Del mismo modo, cuando somos perdonados —por Dios y por los demás— no debemos simplemente olvidar. Cuando nos olvidamos de nuestras luchas con nuestras faltas es cuando se instala la complacencia, lo que nos hace tropezar aún más. El olvido activo del perdón es no habitar en una mentalidad que busca el pecado. Ciertamente no significa que olvidemos que necesitamos la gracia, el perdón, e incluso la capacidad de hacer el bien en primer lugar. Son dones de la gracia de Dios.

La idea de que no necesitamos la gracia forma parte de la antigua herejía (conocida como pelagianismo) centrada esencialmente en la idea de que, de alguna manera, los seres humanos se ganan la salvación en lugar de recibirla como un don.

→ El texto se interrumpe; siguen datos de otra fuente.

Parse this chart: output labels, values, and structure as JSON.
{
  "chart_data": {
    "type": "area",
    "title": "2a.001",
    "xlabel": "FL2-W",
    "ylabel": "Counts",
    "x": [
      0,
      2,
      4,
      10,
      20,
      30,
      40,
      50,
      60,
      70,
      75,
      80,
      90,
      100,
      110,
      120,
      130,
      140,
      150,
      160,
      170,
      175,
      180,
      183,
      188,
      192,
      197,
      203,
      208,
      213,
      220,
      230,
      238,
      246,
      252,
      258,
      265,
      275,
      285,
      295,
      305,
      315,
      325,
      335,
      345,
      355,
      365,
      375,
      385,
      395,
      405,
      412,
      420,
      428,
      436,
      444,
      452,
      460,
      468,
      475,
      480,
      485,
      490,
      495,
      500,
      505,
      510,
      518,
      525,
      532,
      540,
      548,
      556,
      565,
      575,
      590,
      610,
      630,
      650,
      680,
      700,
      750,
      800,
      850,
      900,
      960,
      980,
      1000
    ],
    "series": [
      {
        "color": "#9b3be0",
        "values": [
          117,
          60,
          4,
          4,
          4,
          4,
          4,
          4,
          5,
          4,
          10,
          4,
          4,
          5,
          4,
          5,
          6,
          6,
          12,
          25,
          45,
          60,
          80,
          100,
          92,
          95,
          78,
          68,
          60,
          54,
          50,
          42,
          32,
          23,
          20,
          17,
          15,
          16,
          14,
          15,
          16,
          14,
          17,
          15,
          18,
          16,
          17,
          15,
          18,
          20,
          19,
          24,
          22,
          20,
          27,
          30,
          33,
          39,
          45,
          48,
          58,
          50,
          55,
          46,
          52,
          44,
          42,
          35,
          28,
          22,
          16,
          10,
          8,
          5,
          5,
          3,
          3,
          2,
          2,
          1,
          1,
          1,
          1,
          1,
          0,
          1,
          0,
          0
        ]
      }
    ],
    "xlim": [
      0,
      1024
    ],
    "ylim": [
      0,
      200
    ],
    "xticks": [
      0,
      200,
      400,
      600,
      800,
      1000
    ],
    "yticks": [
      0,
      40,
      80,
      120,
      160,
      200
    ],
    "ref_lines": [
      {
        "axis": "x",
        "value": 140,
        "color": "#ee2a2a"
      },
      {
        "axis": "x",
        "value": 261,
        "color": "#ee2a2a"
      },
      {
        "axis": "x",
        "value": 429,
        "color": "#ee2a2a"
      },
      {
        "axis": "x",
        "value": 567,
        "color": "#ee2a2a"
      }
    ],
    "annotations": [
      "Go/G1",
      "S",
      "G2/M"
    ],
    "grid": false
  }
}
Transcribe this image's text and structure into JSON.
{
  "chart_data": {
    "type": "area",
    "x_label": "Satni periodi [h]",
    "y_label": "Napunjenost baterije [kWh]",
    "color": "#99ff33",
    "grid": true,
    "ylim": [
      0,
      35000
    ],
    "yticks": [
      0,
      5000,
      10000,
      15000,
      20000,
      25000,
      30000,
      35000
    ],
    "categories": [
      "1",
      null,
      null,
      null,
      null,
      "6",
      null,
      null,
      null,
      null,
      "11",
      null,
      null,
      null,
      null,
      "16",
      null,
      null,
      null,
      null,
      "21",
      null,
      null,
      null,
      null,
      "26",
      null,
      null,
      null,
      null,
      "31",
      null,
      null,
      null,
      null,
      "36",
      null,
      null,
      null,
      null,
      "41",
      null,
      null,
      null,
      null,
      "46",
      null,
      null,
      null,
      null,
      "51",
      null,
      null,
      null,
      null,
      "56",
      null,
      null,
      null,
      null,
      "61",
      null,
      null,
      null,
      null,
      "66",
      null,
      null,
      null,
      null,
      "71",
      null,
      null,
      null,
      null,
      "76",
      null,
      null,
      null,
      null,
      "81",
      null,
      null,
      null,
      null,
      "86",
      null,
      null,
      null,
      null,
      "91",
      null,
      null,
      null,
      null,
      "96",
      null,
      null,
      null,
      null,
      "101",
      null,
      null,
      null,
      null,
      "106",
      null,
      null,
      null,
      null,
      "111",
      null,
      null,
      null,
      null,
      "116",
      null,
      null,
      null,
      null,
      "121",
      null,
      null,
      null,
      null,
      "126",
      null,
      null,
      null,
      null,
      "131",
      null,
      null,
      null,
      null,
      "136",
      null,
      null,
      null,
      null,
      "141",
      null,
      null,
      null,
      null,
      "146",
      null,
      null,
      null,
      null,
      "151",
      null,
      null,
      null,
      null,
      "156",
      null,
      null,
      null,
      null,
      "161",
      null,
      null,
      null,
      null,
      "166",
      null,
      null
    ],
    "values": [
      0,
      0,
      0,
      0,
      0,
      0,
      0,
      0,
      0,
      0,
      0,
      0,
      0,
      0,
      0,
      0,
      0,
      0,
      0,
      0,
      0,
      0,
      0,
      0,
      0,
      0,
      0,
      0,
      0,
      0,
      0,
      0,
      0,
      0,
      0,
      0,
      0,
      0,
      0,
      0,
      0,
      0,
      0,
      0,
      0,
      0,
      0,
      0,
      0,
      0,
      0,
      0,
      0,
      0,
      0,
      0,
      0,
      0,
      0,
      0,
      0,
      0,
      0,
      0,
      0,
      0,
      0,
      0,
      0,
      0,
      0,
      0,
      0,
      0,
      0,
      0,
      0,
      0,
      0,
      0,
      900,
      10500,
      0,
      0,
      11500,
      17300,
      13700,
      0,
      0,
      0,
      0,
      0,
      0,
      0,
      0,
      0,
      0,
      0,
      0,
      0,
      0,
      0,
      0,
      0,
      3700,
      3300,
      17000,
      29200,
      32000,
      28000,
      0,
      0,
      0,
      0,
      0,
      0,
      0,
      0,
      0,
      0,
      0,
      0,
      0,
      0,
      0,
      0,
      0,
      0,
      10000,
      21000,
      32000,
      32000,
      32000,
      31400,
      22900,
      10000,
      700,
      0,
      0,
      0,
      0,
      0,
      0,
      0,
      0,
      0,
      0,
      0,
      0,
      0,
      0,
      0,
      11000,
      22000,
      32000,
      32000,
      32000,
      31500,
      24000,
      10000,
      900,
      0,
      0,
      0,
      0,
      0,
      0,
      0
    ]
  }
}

La experiencia de ser perdonados debería llenar nuestro corazón de alegría. También debería humillarnos al darnos cuenta de lo necesitados que estamos de perdón. El otro error que cometemos, y que nos frena a la hora de perdonar, es que porque somos perdonados, lo que sea que hayamos hecho queda de alguna manera arreglado. Nuestra relación con aquél (y Aquél) que perdona se corrige, pero nuestras acciones seguían siendo incorrectas. Por la gracia de Dios, pueden ser usados para nuestra transformación.

Cuando miramos el mundo que nos rodea, la idea del perdón parece lejana. El quebrantamiento del mundo no está sólo en nuestra condición pecadora, sino también en la incapacidad de comprender el perdón que incluye la misericordia, tanto humana como divina. Afortunadamente, la Buena Noticia es que tenemos un Dios que quiere perdonarnos y hace que ese perdón sea accesible para nosotros todo el tiempo. A su vez, Él nos pide que hagamos lo mismo y mostremos un perdón misericordioso a los demás.

La gracia de Cristo y la vida que debemos vivir en esa gracia corresponden a nuestros deseos humanos más profundos: dejarnos perdonar y perdonar a los demás. El mensaje de Cristo es precisamente que el mundo no se transforma por la condena, sino sólo por el perdón misericordioso que abre los corazones a la profundidad de la gracia santificante. Somos los mensajeros de esta Buena Noticia, que responde al anhelo más profundo del corazón humano.